A Hertz, dona de 90% de seus carros sob o modelo “de risco” nos EUA, terá um possível pagamento de US$ 800 milhões, equivalente a quase toda sua liquidez de US$ 1 bilhão, de acordo o Jefferies.

Neste mês, a Avis reiterou que seu modelo, no qual deprecia o carro em 20% por ano, mais que o declínio médio previsto, lhe dá um escudo de proteção para suportar quedas grandes e repentinas nos preços dos veículos. A empresa segue “uma abordagem conservadora para os financiamentos de títulos lastreados por ativos”, disse o diretor de finanças da Avis, John North, a investidores em teleconferência.

A Hertz, nos documentos oficiais em que detalha os pagamentos a credores, informou que trabalha para “desenvolver uma estrutura e estratégia de financiamento que reflitam melhor o impacto econômico da pandemia global de covid-19 e os atuais requerimentos financeiros e operacionais da Hertz”.

Outra grande possível desvantagem para os grupos do modelo “de risco” é precisar vender os próprios carros, uma tarefa quase impossível com as concessionárias e as casas de leilão fechadas.

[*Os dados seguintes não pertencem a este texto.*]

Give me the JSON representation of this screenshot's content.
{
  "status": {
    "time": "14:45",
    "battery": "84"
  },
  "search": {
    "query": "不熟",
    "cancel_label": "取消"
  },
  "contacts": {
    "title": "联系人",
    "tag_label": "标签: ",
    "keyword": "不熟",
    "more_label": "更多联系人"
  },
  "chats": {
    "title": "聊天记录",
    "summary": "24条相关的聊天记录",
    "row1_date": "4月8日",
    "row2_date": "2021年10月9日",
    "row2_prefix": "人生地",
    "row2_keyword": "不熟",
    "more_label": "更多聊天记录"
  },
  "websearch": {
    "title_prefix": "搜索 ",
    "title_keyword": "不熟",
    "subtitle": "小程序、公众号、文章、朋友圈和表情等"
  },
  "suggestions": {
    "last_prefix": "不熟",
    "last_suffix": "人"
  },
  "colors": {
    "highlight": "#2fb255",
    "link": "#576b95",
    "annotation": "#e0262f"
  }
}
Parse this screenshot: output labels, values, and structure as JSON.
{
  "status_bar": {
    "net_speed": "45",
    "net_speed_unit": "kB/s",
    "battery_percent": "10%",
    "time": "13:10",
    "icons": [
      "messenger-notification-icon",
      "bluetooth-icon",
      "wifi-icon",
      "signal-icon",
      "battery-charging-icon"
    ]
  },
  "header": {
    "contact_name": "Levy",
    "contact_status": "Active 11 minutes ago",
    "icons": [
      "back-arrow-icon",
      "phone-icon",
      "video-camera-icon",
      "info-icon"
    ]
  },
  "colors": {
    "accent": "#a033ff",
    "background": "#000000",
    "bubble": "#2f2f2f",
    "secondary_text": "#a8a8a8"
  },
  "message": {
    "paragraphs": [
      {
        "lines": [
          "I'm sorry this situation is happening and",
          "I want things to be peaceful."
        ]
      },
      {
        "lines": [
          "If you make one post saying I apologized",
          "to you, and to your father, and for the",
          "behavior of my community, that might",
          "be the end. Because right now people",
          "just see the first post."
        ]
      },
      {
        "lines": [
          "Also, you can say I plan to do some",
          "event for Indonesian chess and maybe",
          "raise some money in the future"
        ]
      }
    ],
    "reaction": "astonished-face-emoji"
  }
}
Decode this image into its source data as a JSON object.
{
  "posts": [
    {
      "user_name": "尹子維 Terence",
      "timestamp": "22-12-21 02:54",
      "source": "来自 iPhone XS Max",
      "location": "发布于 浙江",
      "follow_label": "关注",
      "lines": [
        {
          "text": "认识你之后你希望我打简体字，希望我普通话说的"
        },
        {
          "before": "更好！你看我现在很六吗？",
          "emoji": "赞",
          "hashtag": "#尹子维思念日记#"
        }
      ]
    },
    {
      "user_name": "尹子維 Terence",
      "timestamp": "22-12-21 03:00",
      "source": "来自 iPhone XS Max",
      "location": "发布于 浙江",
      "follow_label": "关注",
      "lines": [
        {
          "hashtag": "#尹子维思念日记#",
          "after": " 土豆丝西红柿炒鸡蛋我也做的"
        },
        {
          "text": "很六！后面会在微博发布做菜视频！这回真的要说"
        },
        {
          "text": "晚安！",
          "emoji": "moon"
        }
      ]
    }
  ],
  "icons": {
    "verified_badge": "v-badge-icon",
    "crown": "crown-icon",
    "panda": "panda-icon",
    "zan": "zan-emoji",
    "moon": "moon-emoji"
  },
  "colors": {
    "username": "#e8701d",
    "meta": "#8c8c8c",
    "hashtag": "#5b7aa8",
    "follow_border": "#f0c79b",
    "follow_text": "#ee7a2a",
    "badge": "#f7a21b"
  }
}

Por outro lado, as que usam o modelo de “recompra”, como Europcar, poderão devolver os veículos quando os contratos acabarem.

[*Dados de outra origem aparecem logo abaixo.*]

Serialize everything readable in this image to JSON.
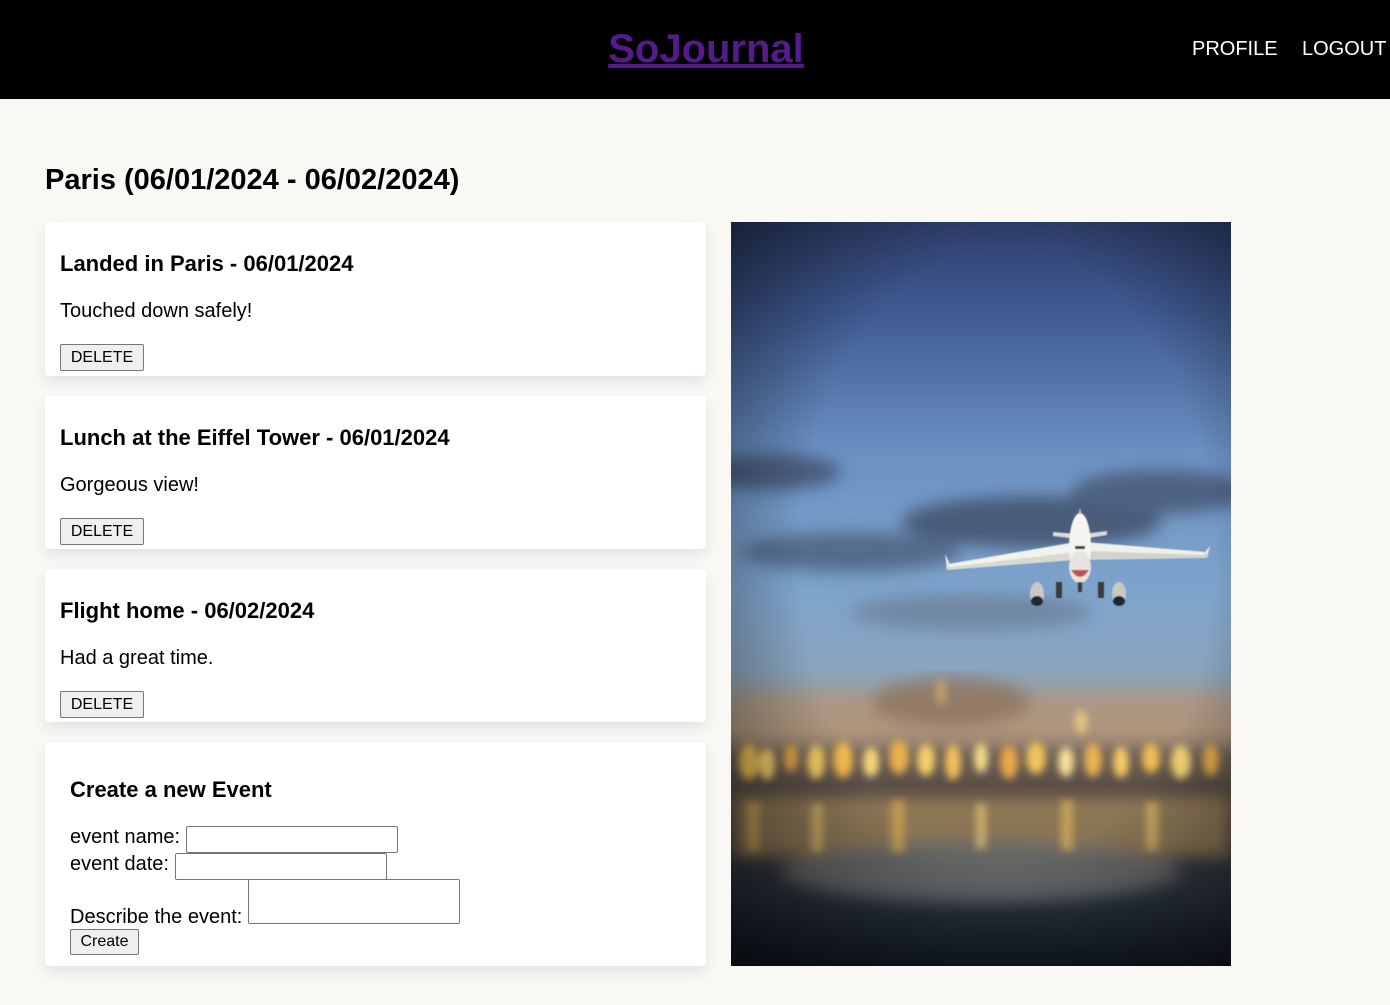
{
  "header": {
    "brand": "SoJournal",
    "nav": [
      "PROFILE",
      "LOGOUT"
    ]
  },
  "trip": {
    "title": "Paris (06/01/2024 - 06/02/2024)"
  },
  "events": [
    {
      "title": "Landed in Paris - 06/01/2024",
      "description": "Touched down safely!",
      "delete_label": "DELETE"
    },
    {
      "title": "Lunch at the Eiffel Tower - 06/01/2024",
      "description": "Gorgeous view!",
      "delete_label": "DELETE"
    },
    {
      "title": "Flight home - 06/02/2024",
      "description": "Had a great time.",
      "delete_label": "DELETE"
    }
  ],
  "create_form": {
    "heading": "Create a new Event",
    "name_label": "event name:",
    "name_value": "",
    "date_label": "event date:",
    "date_value": "",
    "describe_label": "Describe the event:",
    "describe_value": "",
    "submit_label": "Create"
  },
  "colors": {
    "header_bg": "#000000",
    "brand_link": "#551a8b",
    "page_bg": "#f9f8f5"
  }
}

Hoje, graças ao modelo de ‘recompra’ podemos diminuir a frota pesadamente”, disse Parot, da Europcar. Até junho, a empresa, que interrompeu as encomendas de novos veículos, terá reduzido sua frota em cerca de 30%. A empresa teria comprado 150 mil carros entre março e maio.

Estamos no começo do período de compras. Conseguimos adiar ou cancelar essas compras”, disse. O grupo deverá suspender todas as novas compras pelo menos até julho, dependendo da recuperação de seus mercados.

Embora seja esperada ainda neste verão europeu alguma recuperação das atividades no mercado de lazer, que movimenta metade do setor de locação, as locadoras não deverão ter uma retomada “até a próxima Páscoa, na melhor hipótese”, disse Parot.

Ainda assim, em alguns nichos a demanda vem subindo. “Em mercados onde as restrições de confinamento estão sendo levantadas, estamos vendo os primeiros sinais de melhora na demanda, o que nos deixa esperançosos por uma recuperação no início do terceiro trimestre”, disse o chefe da Avis, Joseph Ferraro, em teleconferência sobre resultados.

Os receios quanto ao uso de transporte público e a necessidade de transporte para os supermercados ou o trabalho, poderão levar a um aumento na demanda por veículos particulares.